Conheço muito pouca gente que não tem um local onde guarda aquilo que não usa no dia a dia.
Esse local é um local que acumula anos de objectos e memórias às vezes de gerações.
Esses locais são
• Arrecadações
• Casa dos pais
• Garagens
• Casa de amigos
• Espaços que se alugam
• Casa de ferias
• Pastas no disco do computador
• Discos rígidos de 2 Terabytes
• Caixotes
…
Esses locais são como o subconsciente.
Encontramos lá de tudo
• Pessoas que já desapareceram
• Antigos namorados/as
• Verões
• Viagens
• Amigos que dificilmente vamos ver de novo
• Desconhecidos dos quais não nos lembramos o nome
• Os anos todos da primária, ciclo e secundária
• Objectos que nos ligam a muitas histórias que provavelmente somos os únicos que nos lembramos.

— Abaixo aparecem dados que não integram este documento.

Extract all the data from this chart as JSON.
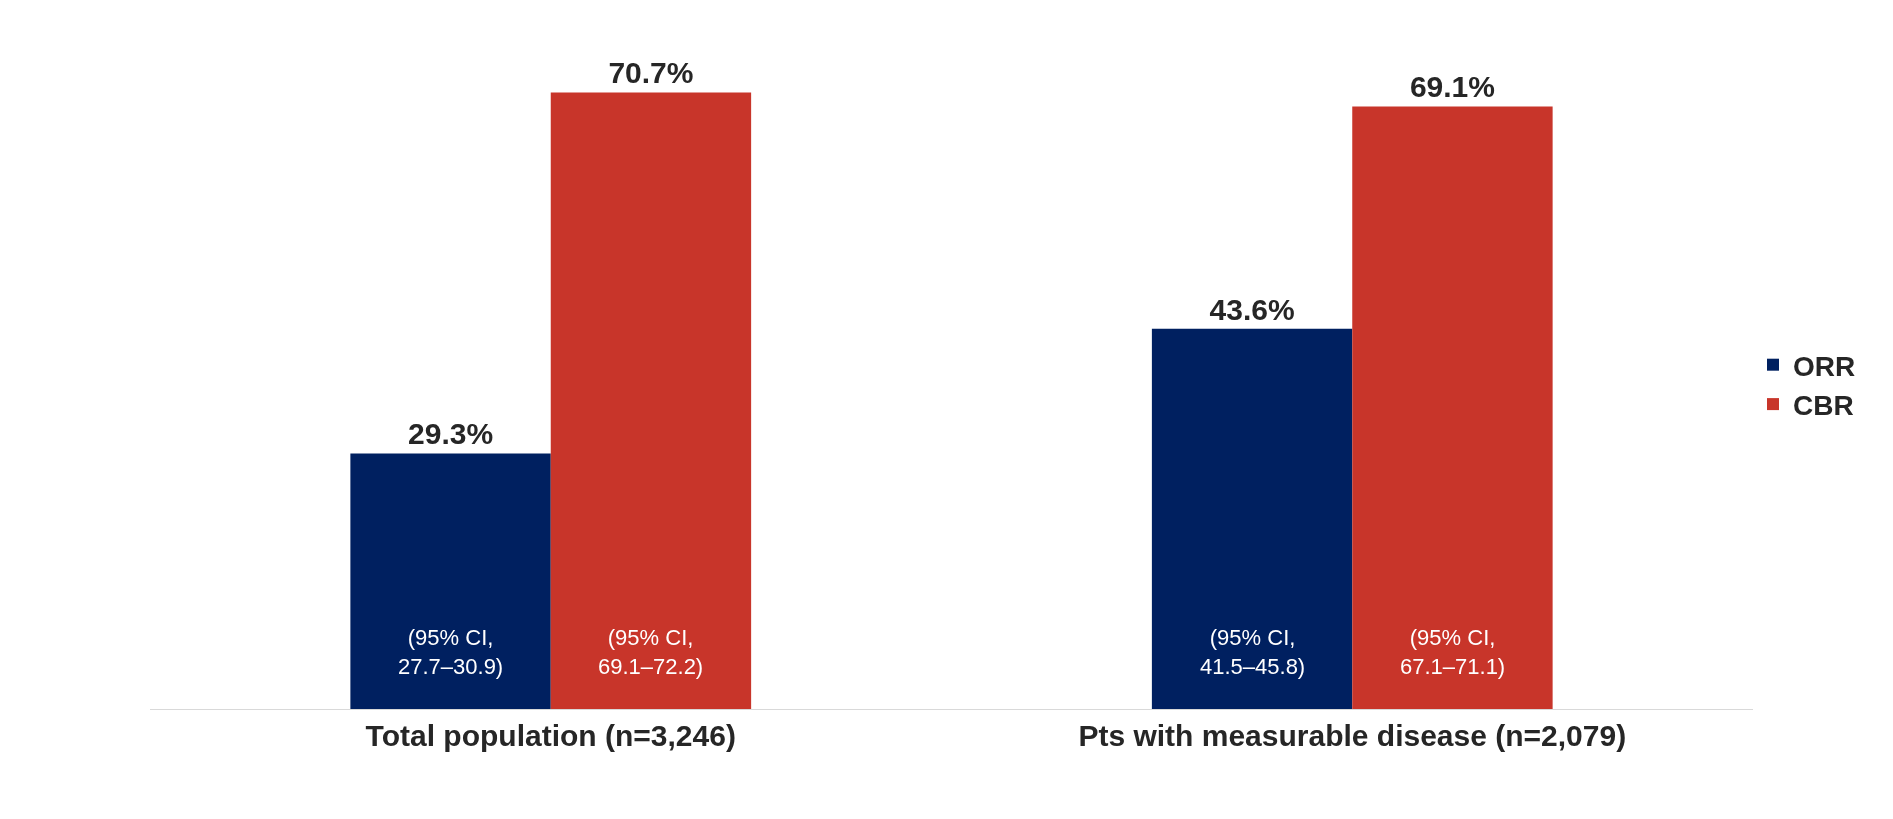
{
  "chart_data": {
    "type": "bar",
    "categories": [
      "Total population (n=3,246)",
      "Pts with measurable disease (n=2,079)"
    ],
    "series": [
      {
        "name": "ORR",
        "color": "#002060",
        "values": [
          29.3,
          43.6
        ],
        "value_labels": [
          "29.3%",
          "43.6%"
        ]
      },
      {
        "name": "CBR",
        "color": "#c8352a",
        "values": [
          70.7,
          69.1
        ],
        "value_labels": [
          "70.7%",
          "69.1%"
        ]
      }
    ],
    "tick_labels": "x",
    "legend": "right",
    "annotations": [
      "(95% CI,\n27.7–30.9)",
      "(95% CI,\n69.1–72.2)",
      "(95% CI,\n41.5–45.8)",
      "(95% CI,\n67.1–71.1)"
    ]
  }
}
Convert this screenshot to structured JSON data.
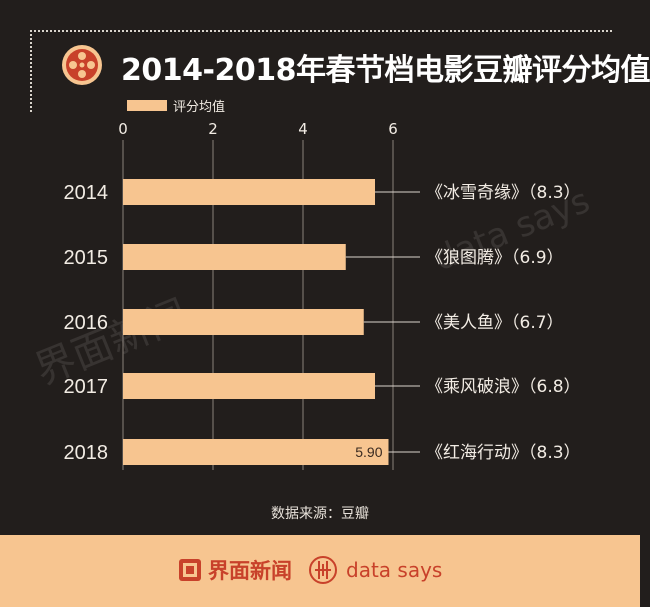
{
  "header": {
    "title": "2014-2018年春节档电影豆瓣评分均值",
    "icon": "film-reel-icon"
  },
  "legend": {
    "label": "评分均值",
    "color": "#f7c590"
  },
  "chart_data": {
    "type": "bar",
    "orientation": "horizontal",
    "title": "2014-2018年春节档电影豆瓣评分均值",
    "categories": [
      "2014",
      "2015",
      "2016",
      "2017",
      "2018"
    ],
    "series": [
      {
        "name": "评分均值",
        "values": [
          5.6,
          4.95,
          5.35,
          5.6,
          5.9
        ]
      }
    ],
    "data_labels": [
      null,
      null,
      null,
      null,
      "5.90"
    ],
    "annotations": [
      "《冰雪奇缘》（8.3）",
      "《狼图腾》（6.9）",
      "《美人鱼》（6.7）",
      "《乘风破浪》（6.8）",
      "《红海行动》（8.3）"
    ],
    "xaxis": {
      "ticks": [
        0,
        2,
        4,
        6
      ],
      "range": [
        0,
        6
      ],
      "position": "top"
    },
    "grid": true,
    "legend_position": "top-left",
    "bar_color": "#f7c590"
  },
  "source": "数据来源：豆瓣",
  "footer": {
    "brand": "界面新闻",
    "secondary": "data says",
    "background": "#f7c590",
    "accent": "#c8412a"
  },
  "watermarks": {
    "brand": "界面新闻",
    "secondary": "data says"
  }
}
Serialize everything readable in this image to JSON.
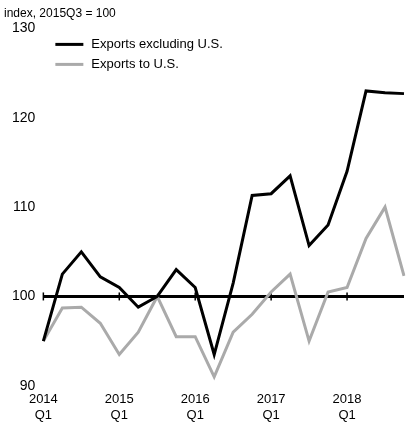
{
  "chart_data": {
    "type": "line",
    "title": "index, 2015Q3 = 100",
    "categories": [
      "2014 Q1",
      null,
      null,
      null,
      "2015 Q1",
      null,
      null,
      null,
      "2016 Q1",
      null,
      null,
      null,
      "2017 Q1",
      null,
      null,
      null,
      "2018 Q1",
      null,
      null,
      null
    ],
    "series": [
      {
        "name": "Exports excluding U.S.",
        "color": "#000000",
        "values": [
          95,
          102.5,
          105,
          102.2,
          101,
          98.8,
          100,
          103,
          101,
          93.5,
          101.5,
          111.3,
          111.5,
          113.5,
          105.7,
          108,
          114,
          123,
          122.8,
          122.7
        ]
      },
      {
        "name": "Exports to U.S.",
        "color": "#aaaaaa",
        "values": [
          95,
          98.7,
          98.8,
          97,
          93.5,
          96,
          100,
          95.5,
          95.5,
          91,
          96,
          98,
          100.5,
          102.5,
          95,
          100.5,
          101,
          106.5,
          110,
          102.3
        ]
      }
    ],
    "ylim": [
      90,
      130
    ],
    "yticks": [
      90,
      100,
      110,
      120,
      130
    ],
    "grid": false,
    "legend": "upper left"
  }
}
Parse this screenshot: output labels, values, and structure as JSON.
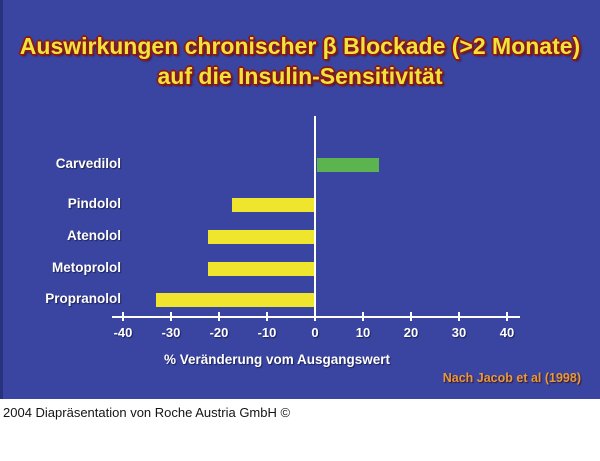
{
  "slide": {
    "title_line1": "Auswirkungen chronischer β Blockade (>2 Monate)",
    "title_line2": "auf die Insulin-Sensitivität",
    "colors": {
      "background": "#3A45A1",
      "title_fill": "#F0E43C",
      "title_outline": "#8A1A1A",
      "axis": "#FFFFFF",
      "source_note": "#E59A3C",
      "bar_yellow": "#F0E52D",
      "bar_green": "#5BB450"
    }
  },
  "chart_data": {
    "type": "bar",
    "orientation": "horizontal",
    "title": "Auswirkungen chronischer β Blockade (>2 Monate) auf die Insulin-Sensitivität",
    "categories": [
      "Carvedilol",
      "Pindolol",
      "Atenolol",
      "Metoprolol",
      "Propranolol"
    ],
    "values": [
      13,
      -17,
      -22,
      -22,
      -33
    ],
    "bar_colors": [
      "#5BB450",
      "#F0E52D",
      "#F0E52D",
      "#F0E52D",
      "#F0E52D"
    ],
    "xlabel": "% Veränderung vom Ausgangswert",
    "ylabel": "",
    "xticks": [
      -40,
      -30,
      -20,
      -10,
      0,
      10,
      20,
      30,
      40
    ],
    "xlim": [
      -45,
      45
    ],
    "grid": false,
    "legend": false,
    "source": "Nach Jacob et al (1998)"
  },
  "footer": {
    "text": "2004 Diapräsentation von Roche Austria GmbH ©"
  }
}
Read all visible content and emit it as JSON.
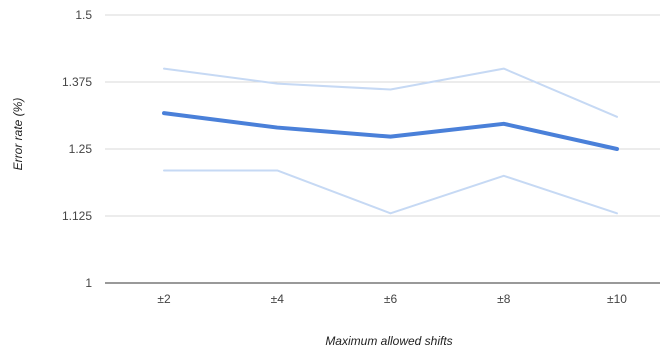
{
  "chart_data": {
    "type": "line",
    "title": "",
    "xlabel": "Maximum allowed shifts",
    "ylabel": "Error rate (%)",
    "categories": [
      "±2",
      "±4",
      "±6",
      "±8",
      "±10"
    ],
    "y_ticks": [
      "1",
      "1.125",
      "1.25",
      "1.375",
      "1.5"
    ],
    "ylim": [
      1,
      1.5
    ],
    "grid": true,
    "legend": "none",
    "series": [
      {
        "values": [
          1.4,
          1.372,
          1.361,
          1.4,
          1.31
        ],
        "color": "#c6d9f4",
        "role": "upper-bound"
      },
      {
        "values": [
          1.317,
          1.29,
          1.273,
          1.297,
          1.25
        ],
        "color": "#4a80d9",
        "role": "mean"
      },
      {
        "values": [
          1.21,
          1.21,
          1.13,
          1.2,
          1.13
        ],
        "color": "#c6d9f4",
        "role": "lower-bound"
      }
    ]
  }
}
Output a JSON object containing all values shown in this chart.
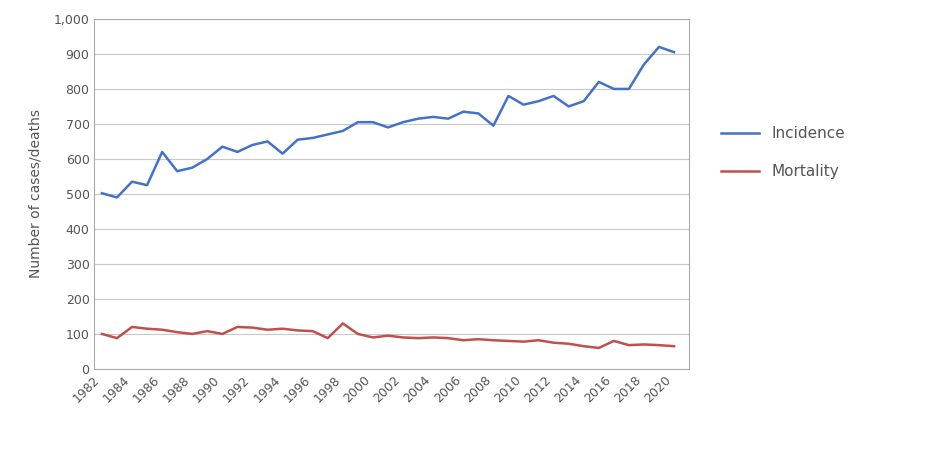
{
  "years": [
    1982,
    1983,
    1984,
    1985,
    1986,
    1987,
    1988,
    1989,
    1990,
    1991,
    1992,
    1993,
    1994,
    1995,
    1996,
    1997,
    1998,
    1999,
    2000,
    2001,
    2002,
    2003,
    2004,
    2005,
    2006,
    2007,
    2008,
    2009,
    2010,
    2011,
    2012,
    2013,
    2014,
    2015,
    2016,
    2017,
    2018,
    2019,
    2020
  ],
  "incidence": [
    502,
    490,
    535,
    525,
    620,
    565,
    575,
    600,
    635,
    620,
    640,
    650,
    615,
    655,
    660,
    670,
    680,
    705,
    705,
    690,
    705,
    715,
    720,
    715,
    735,
    730,
    695,
    780,
    755,
    765,
    780,
    750,
    765,
    820,
    800,
    800,
    870,
    920,
    905
  ],
  "mortality": [
    100,
    88,
    120,
    115,
    112,
    105,
    100,
    108,
    100,
    120,
    118,
    112,
    115,
    110,
    108,
    88,
    130,
    100,
    90,
    95,
    90,
    88,
    90,
    88,
    82,
    85,
    82,
    80,
    78,
    82,
    75,
    72,
    65,
    60,
    80,
    68,
    70,
    68,
    65
  ],
  "incidence_color": "#4472C4",
  "mortality_color": "#C0504D",
  "ylabel": "Number of cases/deaths",
  "ylim": [
    0,
    1000
  ],
  "yticks": [
    0,
    100,
    200,
    300,
    400,
    500,
    600,
    700,
    800,
    900,
    1000
  ],
  "xtick_labels": [
    "1982",
    "1984",
    "1986",
    "1988",
    "1990",
    "1992",
    "1994",
    "1996",
    "1998",
    "2000",
    "2002",
    "2004",
    "2006",
    "2008",
    "2010",
    "2012",
    "2014",
    "2016",
    "2018",
    "2020"
  ],
  "legend_incidence": "Incidence",
  "legend_mortality": "Mortality",
  "line_width": 1.8,
  "background_color": "#ffffff",
  "grid_color": "#c8c8c8",
  "border_color": "#aaaaaa",
  "tick_label_color": "#555555",
  "ylabel_color": "#555555"
}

• Cassetes e discos que não tocam
• Objectos que já não funcionam
• Objectos que já não usamos – se já não joga ténis de mesa porque é que teima em guardar a raquete?
…
Limpar a casa de uma forma regular é desejável por razões óbvias.
Mas até onde queremos ir?
Ficar à superfície como as conversas de café ou entrar em psicoterapia profunda e libertadora?
Limpar à superfície ou limpar em profundidade?
Manter a aparência ou olhar através dela?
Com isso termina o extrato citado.